Em seu nome e no de Jane, ele visitou durante a semana todas as cabanas da aldeia, convidando cada família para a cerimônia em que o recém-nascido receberia seu nome, realizada tradicionalmente no oitavo dia de sua vida. Nesse dia, o menino iria tornar-se um membro da tribo.
Quando o oitavo dia raiou, todos se reuniram diante da cabana onde Tarzan e Jane estavam hospedados. As mulheres das duas famílias levavam nas cabeças cabaças contendo leite coalhado, carne assada, peixe frito e bolinhos cerimoniais de munko, arroz moído e mel.
Jane, segurando orgulhosamente o filho, deixou que uma pequena parte dos cabelos da criança fosse cortada, como era costume fazer-se nesse dia. As mulheres comentaram como o menino era bem formado. Depois, todos ficaram quietos, quando o Jaliba começou a bater seus tambores. O Alimano murmurou uma prece sobre as cabaças de comida e bolos de munko. Enquanto ele fazia a prece, cada convidado tocava à beira de uma cabaça, num gesto de respeito pela comida. Depois, o Alimano pôs-se a orar sobre o menino, suplicando aos deuses que lhe concedessem uma vida longa e que ele tivesse sucesso na missão de proporcionar honra, orgulho e muitos filhos a sua família, a sua aldeia e a sua tribo. E, finalmente, pediu que eles concedessem força e espírito ao menino para honrar o nome que ele estava prestes a receber.
Em seguida, Tarzan desfilou diante de todos os habitantes da aldeia. Aproximou-se da esposa, pegou o menino e levantou-o. Observado atentamente por todos, sussurrou três vezes no ouvido do filho o nome que escolhera para ele. Era a primeira vez que aquele nome era pronunciado como sendo o da criança. O povo Kuba achava que um ser humano devia ser o primeiro a saber quem era.

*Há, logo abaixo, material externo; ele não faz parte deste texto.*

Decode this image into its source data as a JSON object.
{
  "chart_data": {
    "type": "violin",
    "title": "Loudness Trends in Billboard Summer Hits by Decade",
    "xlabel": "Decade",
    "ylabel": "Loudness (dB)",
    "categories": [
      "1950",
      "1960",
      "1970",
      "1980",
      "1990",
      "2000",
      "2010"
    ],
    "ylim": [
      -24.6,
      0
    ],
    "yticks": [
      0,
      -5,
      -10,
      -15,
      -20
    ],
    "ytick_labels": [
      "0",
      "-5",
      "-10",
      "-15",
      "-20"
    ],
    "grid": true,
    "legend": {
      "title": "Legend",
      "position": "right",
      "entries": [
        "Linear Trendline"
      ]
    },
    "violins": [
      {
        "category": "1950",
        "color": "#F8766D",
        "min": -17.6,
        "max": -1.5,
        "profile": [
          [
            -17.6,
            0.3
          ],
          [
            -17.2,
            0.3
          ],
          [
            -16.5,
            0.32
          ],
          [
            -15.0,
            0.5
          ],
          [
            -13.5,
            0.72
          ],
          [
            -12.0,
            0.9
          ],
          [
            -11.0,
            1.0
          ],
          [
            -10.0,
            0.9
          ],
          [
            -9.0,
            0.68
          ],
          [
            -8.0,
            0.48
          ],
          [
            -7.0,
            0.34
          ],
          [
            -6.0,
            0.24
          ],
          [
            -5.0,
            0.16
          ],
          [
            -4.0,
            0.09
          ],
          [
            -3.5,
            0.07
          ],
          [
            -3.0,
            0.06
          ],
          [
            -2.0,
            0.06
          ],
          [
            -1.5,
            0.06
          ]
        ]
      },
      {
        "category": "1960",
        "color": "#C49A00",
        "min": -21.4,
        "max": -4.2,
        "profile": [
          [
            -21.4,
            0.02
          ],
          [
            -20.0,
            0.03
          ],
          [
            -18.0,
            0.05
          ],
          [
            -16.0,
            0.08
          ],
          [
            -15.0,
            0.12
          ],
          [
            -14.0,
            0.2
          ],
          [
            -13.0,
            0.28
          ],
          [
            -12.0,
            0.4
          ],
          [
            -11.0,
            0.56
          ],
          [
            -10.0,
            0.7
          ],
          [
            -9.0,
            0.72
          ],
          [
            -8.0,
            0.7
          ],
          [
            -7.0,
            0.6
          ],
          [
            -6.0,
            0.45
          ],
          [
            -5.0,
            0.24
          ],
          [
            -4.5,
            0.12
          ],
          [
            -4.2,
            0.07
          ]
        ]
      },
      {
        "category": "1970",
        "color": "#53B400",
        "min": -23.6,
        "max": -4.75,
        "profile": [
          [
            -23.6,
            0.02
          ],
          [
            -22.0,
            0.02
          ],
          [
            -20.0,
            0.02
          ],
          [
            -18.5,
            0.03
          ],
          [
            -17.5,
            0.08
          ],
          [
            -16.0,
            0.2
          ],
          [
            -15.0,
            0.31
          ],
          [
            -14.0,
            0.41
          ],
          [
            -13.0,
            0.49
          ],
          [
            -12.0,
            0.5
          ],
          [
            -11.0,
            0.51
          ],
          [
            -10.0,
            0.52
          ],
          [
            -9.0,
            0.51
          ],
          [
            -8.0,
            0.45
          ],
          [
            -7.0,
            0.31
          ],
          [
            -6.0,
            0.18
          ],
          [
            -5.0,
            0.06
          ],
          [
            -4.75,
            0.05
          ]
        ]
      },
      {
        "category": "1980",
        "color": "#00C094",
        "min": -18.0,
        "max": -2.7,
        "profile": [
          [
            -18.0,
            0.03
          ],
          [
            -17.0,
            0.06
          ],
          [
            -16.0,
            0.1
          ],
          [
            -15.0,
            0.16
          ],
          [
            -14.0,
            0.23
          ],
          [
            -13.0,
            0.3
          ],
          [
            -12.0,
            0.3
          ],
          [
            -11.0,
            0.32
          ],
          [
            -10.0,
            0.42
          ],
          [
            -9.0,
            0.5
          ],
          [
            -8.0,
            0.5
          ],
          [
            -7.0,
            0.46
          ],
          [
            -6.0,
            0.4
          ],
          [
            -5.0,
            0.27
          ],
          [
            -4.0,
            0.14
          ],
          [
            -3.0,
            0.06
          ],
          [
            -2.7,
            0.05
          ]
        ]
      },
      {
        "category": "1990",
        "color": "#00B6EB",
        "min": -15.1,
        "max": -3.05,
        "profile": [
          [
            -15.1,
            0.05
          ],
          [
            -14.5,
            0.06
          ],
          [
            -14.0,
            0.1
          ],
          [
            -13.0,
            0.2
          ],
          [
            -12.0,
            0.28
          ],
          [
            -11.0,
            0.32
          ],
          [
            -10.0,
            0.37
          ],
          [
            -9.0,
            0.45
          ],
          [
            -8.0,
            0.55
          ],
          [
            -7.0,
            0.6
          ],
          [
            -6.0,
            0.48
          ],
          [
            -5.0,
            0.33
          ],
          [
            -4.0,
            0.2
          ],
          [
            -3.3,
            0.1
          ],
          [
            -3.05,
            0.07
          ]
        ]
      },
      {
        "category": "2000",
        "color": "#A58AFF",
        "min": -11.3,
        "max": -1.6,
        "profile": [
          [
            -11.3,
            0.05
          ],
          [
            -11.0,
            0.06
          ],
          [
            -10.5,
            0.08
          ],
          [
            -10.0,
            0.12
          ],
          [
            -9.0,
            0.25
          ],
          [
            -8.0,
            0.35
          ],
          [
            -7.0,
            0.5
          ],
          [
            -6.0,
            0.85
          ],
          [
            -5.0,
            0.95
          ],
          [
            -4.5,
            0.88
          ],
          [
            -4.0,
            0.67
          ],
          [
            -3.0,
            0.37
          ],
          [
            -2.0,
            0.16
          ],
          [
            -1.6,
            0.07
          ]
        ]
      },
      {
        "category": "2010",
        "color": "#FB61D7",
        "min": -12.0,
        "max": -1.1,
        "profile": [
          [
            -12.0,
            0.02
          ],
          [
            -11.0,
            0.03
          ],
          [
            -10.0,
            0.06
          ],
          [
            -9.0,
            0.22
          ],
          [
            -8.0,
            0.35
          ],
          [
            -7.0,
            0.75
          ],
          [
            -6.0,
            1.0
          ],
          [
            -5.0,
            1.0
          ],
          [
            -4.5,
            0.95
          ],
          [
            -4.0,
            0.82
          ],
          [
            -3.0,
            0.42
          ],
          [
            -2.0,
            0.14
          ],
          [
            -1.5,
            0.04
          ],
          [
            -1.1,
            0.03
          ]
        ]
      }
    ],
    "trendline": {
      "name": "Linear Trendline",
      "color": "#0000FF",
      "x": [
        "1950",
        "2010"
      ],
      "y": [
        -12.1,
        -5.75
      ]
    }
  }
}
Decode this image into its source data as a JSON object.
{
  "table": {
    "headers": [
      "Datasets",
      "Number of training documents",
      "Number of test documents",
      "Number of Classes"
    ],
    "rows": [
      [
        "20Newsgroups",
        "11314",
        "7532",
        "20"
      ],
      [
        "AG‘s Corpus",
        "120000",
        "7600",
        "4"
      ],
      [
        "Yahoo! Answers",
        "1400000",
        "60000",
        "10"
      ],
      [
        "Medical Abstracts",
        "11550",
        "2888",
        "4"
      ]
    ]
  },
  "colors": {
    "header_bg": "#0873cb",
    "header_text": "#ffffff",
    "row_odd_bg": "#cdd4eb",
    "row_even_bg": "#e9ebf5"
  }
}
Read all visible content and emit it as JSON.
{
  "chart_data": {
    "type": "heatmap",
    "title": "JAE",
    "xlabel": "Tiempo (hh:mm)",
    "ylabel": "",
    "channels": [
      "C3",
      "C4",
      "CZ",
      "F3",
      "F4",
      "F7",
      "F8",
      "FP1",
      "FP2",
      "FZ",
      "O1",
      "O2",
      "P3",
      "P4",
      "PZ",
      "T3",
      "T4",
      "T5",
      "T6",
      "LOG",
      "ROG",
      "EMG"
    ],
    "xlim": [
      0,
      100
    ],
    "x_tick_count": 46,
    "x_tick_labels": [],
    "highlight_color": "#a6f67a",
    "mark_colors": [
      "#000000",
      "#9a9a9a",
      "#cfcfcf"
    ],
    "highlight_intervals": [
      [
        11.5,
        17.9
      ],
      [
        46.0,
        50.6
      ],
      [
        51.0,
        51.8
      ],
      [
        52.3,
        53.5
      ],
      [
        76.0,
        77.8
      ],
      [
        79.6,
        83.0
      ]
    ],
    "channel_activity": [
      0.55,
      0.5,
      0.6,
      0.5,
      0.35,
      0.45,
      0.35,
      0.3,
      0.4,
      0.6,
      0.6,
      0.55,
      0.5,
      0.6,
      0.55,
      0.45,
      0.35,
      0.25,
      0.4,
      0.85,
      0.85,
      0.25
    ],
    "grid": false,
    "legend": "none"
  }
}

Depois sussurou nos ouvidos de Jane, o nome do bebê. Ela achou estranha a escolha.
_Tem certeza? - Murmurou ela, baixinho.
_Poucas vezes tive tanta.
E erguendo alto o filho pra que todos o vissem, exclamou.
_Meus amigos, este é nosso primeiro filho. Seu nome branco, segundo a mãe dele escolheu, é Jacob Alexander Clayton!
Todos bateram palmas. Mas o melhor ainda iria vir.
_E como meu filho também será um Kuba, seu nome será... KORAK, O MATADOR DE ASSASSINOS!
Todos, especialmente os homens, gritaram alto, comemorando o acerto daquele nome. Era um nome diferente, mas apropriado para um futuro guerreiro.